ECU researching early warning system for skin cancer killer
Thursday, 29 January 2009
A team of scientists at Edith Cowan University are working on an early-detection test for melanoma, a leading cause of cancer death in Australia.
Associate Professor Melanie Ziman and her team have already developed a simple blood test to show the presence of melanoma cells in the blood stream, which indicates the presence of a melanoma somewhere on the body.
Now they are working on discovering what makes those melanoma cells switch to metastatic cells, the cause of potentially deadly secondary tumours.
"When a person has primary melanoma tumour it is on the surface of the skin it can be cut out and removed," says Prof Ziman. "Ninety percent of those cases are okay."
"The thing that kills with melanoma is that it spreads to other organs. If we can pick up the spread by doing the blood test, then we can identify the cells and target them, allowing the doctors to provide more strategic treatment. We are able to pick up that the cells are there, but now we need to work out how to tell which of the cells are dangerous.”
The test will have huge implications for people who have had primary melanomas removed. Secondary tumours can appear many years after the occurrence of the primary tumour and the tests that can be done for these potentially fatal reoccurrences are limited.
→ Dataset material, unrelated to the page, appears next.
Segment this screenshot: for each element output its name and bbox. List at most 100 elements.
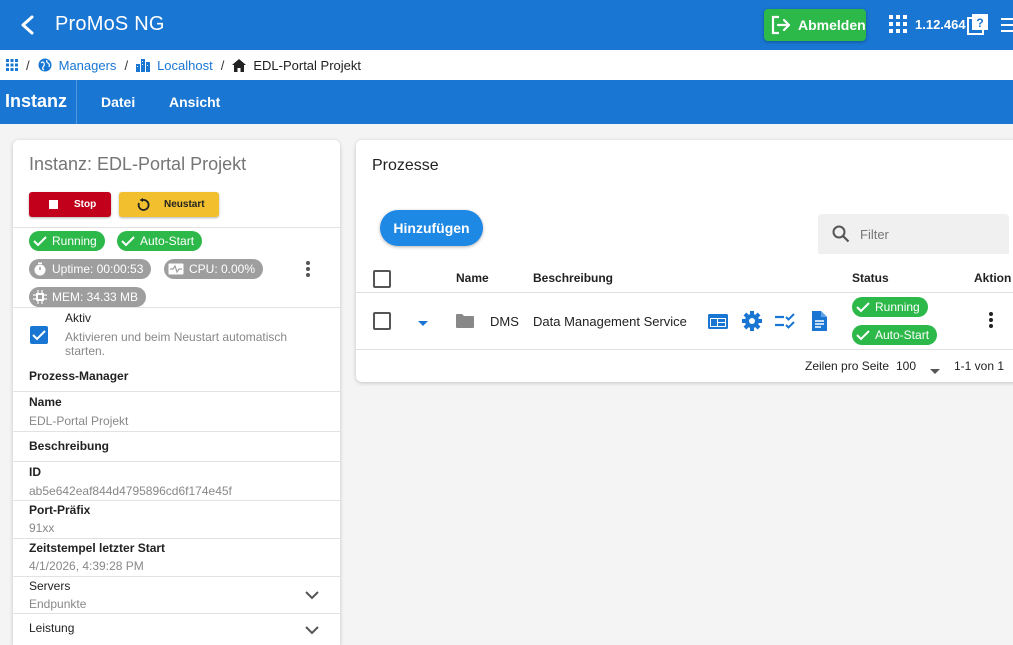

"It can be just a physical examination of their lymph nodes," says Professor Ziman. "They can do a PET scan, but that can only identify a tumour when it's big enough to pick up on a scan."
"Secondaries are the things that kill you, and they are spreading and you don't even know."
Associate Professor Ziman and her team are working closely with the Cancer Council, who provided the funding for the project, to raise awareness of melanoma, especially among younger people.
"Every year over 430,000 Australians are diagnosed with skin cancer," says Professor Ziman. "It is now the most common cancer for people between the ages of fifteen to thirty nine. In young men it is now the number one cancer-related cause of death."